Après ces quatre jours de bonheur intense et ces trois nuits de sombre pénitence, la douleur qui m'a assaillie lorsque j'ai dû reprendre le chemin de l'exil a été proportionnelle à la joie que mes vertèbres ont éprouvée à l'idée de retrouver un matelas potable.
Pour me consoler d'un tel déchirement, j'ai fouiné au kiosque de Montparnasse et j'ai misé tout ce qu'il me restait dans mon porte-monnaie sur Elle à Table.
J'ai bien fait,
et c'est peu de dire que j'y ai trouvé tout le réconfort dont j'avais besoin.
En page 12, j'ai craqué pour un sandwich à la truffe à 65 €, en page 14, j'ai salivé sur un somptueux gâteau à 125 €, puis en page 48, je me suis passionnée pour la comparaison d'un Dom Pérignon Oenothèque 1969 et le thé Dong Ding wulong 1959, j'ai enchaîné en page 68 en louchant sur un mobile étonnant à 600 € et pour conclure, je suis revenue à la case départ pour contempler ce magnum de Champagne présenté dans un étui en cuir et peau d'autruche avec sabre ad hoc à 800 €.
Une bagatelle pour une fille qui venait de se prendre pour un pion du Monopoly et sauter sans scrupule de la rue de la Paix à la Place des Vosges en passant par les Champs-Elysées.
Une fois en gare de Nantes, l'ambiance a brutalement viré mais, en maîtresse femme, j'ai tout occulté. J'ai mangé du tramway bondé sans moufter, sauté dans ma voiture sous une pluie battante sans grogner, regagné mon bled paumé pour y décharger ce qui ne peut décemment pas être comparée à une malle Vuitton sans pleurnicher et préparé une platrée de haricots verts natures sans broncher.
Je me suis ensuite endormie en rêvant aux Tuileries.
Mais voilà que le lendemain matin, à 7h02, celle-qui-me-dit-tout-sur-ce-monde-débile m'annoncait très officiellement et sans prendre de gants, que ma douce France était bel et bien entrée
en récession.
A ce moment précis, j'ai dû prendre deux minutes pour m'asseoir sur mon canapé rapé et reprendre mon souffle tellement le choc était rude.
Du Ritz au Crillon,
je ne m'étais aperçue de rien.
Tous-ces-sommets-de-la-dernière-chance où des millions étaient partis en fumée pour la bonne cause n'avaient donc pas porté leurs fruits ?

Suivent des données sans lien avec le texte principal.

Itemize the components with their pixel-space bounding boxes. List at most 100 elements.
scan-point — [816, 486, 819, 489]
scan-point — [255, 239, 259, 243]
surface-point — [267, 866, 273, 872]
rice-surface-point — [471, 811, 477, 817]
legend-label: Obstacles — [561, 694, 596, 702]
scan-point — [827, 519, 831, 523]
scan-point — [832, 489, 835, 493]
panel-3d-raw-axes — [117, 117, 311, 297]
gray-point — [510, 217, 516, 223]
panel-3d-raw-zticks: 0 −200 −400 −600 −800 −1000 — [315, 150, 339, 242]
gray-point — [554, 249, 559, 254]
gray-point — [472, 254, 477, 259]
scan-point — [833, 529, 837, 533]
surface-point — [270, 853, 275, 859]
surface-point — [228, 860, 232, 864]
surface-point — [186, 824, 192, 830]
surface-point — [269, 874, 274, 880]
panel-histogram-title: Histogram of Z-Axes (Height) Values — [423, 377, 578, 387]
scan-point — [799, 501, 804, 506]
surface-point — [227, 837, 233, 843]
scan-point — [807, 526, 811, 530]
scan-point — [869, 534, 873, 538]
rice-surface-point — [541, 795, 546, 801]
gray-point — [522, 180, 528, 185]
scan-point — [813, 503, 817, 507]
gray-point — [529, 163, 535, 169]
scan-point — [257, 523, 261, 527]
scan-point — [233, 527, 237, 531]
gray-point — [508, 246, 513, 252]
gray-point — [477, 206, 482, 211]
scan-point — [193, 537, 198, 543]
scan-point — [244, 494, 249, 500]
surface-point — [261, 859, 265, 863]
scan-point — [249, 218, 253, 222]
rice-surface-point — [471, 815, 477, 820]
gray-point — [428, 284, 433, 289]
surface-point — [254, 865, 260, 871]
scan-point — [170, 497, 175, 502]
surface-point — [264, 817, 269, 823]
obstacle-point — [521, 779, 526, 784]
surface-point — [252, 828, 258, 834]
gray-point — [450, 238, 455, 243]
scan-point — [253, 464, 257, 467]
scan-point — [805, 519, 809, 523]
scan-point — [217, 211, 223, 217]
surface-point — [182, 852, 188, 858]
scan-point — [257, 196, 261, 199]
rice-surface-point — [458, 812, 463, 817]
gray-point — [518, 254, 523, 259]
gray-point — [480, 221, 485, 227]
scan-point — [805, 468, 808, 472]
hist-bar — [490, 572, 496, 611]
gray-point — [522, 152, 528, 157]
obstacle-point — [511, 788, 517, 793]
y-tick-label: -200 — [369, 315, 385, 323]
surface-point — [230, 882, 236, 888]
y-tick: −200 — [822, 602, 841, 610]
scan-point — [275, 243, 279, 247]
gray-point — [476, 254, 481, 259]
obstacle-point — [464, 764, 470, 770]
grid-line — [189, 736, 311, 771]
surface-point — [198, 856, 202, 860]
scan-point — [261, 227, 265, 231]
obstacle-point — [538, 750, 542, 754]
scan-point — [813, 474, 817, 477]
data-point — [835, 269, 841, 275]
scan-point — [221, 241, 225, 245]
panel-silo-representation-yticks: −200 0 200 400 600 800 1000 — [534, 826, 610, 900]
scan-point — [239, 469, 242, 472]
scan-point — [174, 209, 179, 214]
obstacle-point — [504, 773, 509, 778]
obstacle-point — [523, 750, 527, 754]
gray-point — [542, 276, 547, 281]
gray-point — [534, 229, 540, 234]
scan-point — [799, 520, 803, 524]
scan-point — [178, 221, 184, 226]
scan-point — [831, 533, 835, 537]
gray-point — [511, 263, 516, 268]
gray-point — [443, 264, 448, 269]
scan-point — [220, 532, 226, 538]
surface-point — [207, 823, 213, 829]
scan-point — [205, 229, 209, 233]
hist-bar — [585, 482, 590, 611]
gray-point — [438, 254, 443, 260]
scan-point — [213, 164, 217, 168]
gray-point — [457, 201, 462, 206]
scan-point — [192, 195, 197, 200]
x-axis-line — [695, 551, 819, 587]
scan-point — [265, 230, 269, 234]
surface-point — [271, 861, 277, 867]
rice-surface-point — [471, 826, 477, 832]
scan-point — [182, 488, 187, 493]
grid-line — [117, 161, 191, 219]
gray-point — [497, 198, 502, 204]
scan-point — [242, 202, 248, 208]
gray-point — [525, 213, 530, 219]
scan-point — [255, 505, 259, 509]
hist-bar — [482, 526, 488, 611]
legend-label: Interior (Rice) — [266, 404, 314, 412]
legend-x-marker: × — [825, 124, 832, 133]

Mon-PDPA-bien-aimé n'avait pas sauvé le pays ?
Je n'en revenais pas.
Etait-il possible qu'une telle malchance nous poursuive ainsi et que les A ne s'alignent plus, à l'avenir, que dans l'Association Amicale des Amateurs d'Andouillette Authentique ?
J'ai sombré dans une crise de panique.
Et si, en 2012, après que Standard & Poor's ait flingué le pays, je devenais
pauvre comme un grec ou un italien,
je ne pourrai même plus mettre 3,50 € dans un magazine aussi passionnant que Elle à Table.

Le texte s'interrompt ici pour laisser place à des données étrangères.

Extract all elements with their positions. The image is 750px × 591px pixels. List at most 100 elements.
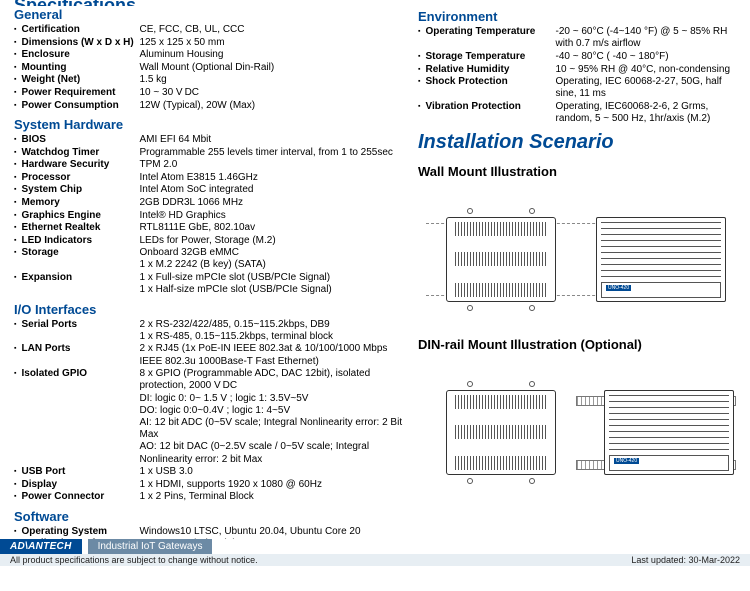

Pétrie d'angoisses et bourrée de tics, j'ai fini par me calmer en repensant aux mayas et à leur promesse de fin du monde pour le 21 décembre 2012.
Complètement requinquée, j'ai appelé ma bande de potes et dans un élan d'optimisme pessimiste, j'ai réuni tout le monde pour la Saint-Sylvestre 2011 en baptisant notre future soirée eighties :
The last réveillon.
Champagne sans étui et sans sabre à gogo.
Bon week-end à tous
et n'oubliez surtout pas d'être heureux
envers et contre tout et tous !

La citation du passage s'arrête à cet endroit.